Still, it must be emphasized that Tsiaras’ visual pursuits of relationships between rational subject and oneiric object are waged with the redefinition of aesthetic truth as a primary target.
In his work, the paintings are not rational expressions of the aesthetic subject, nor visual reproductions of irrational states. They are formalized manifestations of the phenomenological place in which the dreaming subject and the thinking object intermesh. Tsiaras’ paradoxical and bizarre visual place is the dialectical place of aesthetic truth.
As aesthetic truth, Tsiaras’ painting is founded on the oneiric re-composing of the subject and the contemplative restructuring of things. In his work, truth is defined as a dialectical interrelation of the dreaming subject and the thinking object. The peculiar encounter of subject and object constitutes a radical premise for redefining 1) the aesthetic (synthetic) principle of modern art, and 2) the aesthetic truth as a phenomenological place where the subject is not entirely subject and the object is not entirely object.
In Tsiaras’ work, the redefinition of modern art’s aesthetic composition is also postulated as an asymmetric bridge between aesthetic truth and depicted truth (truth in the sense of corresponding to reality). The real world is the world of painting and art; in contrast, the realistic world is hoax and illusion. If the phenomenological place of Tsiaras’ painting is elevated to criterion of truth, then truth and falsehood are redefined, not as the ontological perception of truth, but as the aesthetic perception of truth. ”Art, in a paradoxical way,” writes Adorno, “must confirm what is irreconcilable and thus aim towards its reconciliation”. Tsiaras” painting is a radical attempt to redefine the conditions by which aesthetic truth is produced while, simultaneously, fixing the boundaries of intra- aesthetic prerequisites for the construction of an aesthetic dreaming subjectivity.
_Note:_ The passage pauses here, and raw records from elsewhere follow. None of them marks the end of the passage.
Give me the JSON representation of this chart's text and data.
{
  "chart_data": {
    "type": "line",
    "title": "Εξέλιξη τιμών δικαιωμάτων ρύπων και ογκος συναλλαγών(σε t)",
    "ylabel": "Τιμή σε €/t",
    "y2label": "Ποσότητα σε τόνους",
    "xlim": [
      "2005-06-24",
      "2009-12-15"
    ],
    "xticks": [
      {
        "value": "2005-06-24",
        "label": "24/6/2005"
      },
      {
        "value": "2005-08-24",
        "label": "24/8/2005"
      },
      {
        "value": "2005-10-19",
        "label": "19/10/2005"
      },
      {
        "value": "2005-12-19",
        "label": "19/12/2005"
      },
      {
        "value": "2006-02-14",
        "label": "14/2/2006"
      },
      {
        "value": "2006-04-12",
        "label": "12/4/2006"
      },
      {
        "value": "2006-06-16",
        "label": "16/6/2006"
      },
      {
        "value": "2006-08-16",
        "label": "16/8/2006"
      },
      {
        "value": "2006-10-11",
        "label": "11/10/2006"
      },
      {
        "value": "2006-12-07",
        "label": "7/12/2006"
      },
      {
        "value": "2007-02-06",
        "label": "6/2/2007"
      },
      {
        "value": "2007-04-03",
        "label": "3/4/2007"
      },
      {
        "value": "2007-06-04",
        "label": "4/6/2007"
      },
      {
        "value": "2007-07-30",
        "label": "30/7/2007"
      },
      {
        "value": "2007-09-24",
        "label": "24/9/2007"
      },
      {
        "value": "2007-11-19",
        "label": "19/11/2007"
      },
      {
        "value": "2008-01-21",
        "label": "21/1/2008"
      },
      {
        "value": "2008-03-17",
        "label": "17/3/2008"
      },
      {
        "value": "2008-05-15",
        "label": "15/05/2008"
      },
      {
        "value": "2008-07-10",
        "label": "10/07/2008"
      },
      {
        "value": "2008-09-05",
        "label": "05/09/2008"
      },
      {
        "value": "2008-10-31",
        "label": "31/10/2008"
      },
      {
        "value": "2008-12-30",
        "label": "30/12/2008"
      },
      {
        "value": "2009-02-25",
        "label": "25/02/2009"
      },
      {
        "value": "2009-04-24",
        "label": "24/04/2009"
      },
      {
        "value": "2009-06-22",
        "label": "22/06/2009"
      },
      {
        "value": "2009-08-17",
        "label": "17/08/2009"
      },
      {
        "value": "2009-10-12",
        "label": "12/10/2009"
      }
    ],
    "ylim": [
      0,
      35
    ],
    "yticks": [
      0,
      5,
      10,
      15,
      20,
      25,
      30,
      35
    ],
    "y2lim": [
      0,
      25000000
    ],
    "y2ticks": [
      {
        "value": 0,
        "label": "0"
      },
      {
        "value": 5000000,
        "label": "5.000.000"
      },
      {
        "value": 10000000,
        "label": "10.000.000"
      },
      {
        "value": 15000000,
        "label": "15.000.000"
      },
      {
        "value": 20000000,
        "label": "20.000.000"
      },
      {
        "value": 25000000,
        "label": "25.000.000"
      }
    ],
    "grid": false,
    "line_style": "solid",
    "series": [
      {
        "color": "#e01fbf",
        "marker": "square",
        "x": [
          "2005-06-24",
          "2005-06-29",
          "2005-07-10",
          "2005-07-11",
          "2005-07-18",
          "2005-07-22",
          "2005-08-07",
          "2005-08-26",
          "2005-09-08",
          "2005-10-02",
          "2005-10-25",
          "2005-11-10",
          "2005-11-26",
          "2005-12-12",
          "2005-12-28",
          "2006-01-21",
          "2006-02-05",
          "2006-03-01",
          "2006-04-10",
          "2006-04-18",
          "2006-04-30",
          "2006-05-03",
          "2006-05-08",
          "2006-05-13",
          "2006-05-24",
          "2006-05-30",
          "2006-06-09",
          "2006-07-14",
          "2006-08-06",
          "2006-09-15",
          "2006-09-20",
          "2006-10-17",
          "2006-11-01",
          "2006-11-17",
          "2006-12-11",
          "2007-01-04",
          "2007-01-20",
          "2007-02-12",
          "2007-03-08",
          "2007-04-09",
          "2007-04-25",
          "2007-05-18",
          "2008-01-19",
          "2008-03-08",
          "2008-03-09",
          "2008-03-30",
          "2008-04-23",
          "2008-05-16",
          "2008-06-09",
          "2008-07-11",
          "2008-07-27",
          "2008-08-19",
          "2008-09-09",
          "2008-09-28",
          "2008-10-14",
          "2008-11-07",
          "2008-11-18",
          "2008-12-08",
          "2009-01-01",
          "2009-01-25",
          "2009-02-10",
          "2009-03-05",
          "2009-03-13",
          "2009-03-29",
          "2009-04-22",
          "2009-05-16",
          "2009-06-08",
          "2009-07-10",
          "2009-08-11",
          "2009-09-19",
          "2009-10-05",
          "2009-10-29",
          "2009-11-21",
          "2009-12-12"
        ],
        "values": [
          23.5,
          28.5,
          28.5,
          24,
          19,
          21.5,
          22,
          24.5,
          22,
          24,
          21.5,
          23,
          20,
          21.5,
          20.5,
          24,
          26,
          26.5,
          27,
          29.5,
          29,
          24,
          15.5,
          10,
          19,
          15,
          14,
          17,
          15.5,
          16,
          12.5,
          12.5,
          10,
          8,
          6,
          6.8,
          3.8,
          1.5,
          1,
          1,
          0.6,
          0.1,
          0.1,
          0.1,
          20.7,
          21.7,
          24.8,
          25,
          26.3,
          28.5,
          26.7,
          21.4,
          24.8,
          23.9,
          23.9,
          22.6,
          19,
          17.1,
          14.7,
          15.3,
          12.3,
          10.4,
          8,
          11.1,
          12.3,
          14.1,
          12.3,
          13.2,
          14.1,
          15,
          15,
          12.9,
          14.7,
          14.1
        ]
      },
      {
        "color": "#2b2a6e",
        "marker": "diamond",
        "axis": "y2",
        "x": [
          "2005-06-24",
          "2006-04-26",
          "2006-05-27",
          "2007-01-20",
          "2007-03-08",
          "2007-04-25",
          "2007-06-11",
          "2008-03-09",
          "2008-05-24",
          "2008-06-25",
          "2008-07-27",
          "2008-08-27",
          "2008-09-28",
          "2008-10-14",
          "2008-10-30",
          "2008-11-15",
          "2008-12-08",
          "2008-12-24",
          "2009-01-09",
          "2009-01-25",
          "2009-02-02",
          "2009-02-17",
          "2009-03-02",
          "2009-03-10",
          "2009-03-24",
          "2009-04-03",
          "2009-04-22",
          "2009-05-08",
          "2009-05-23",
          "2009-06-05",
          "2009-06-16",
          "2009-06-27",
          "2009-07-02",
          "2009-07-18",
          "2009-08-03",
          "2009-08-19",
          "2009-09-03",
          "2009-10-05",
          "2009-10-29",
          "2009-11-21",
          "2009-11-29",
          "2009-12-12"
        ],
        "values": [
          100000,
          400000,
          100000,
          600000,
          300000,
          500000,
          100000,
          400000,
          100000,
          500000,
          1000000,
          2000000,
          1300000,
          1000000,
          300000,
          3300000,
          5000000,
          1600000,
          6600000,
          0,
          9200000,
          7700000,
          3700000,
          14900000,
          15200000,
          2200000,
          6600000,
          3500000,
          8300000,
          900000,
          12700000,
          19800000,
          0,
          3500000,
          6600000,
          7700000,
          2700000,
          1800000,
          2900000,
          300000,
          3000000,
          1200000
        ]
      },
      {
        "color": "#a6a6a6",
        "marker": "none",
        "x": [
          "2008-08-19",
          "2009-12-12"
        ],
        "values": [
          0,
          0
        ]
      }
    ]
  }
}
The distance between the mind and the dream coincide with the distance between the principle of modern art and the attempt to redefine its synthetic principle. Art as “subjectivity’s tangible appearance” and art as phenomenological meeting place of the dreaming subject and thinking subject make up the two sides of the same coin: modern art. As art of subjectivity and, simultaneously, as phenomenological art, Tsiaras’ painting has its origins in the attempts to revise the synthetic principle of modern art, and establishes a perceptual definition of another vision of the world.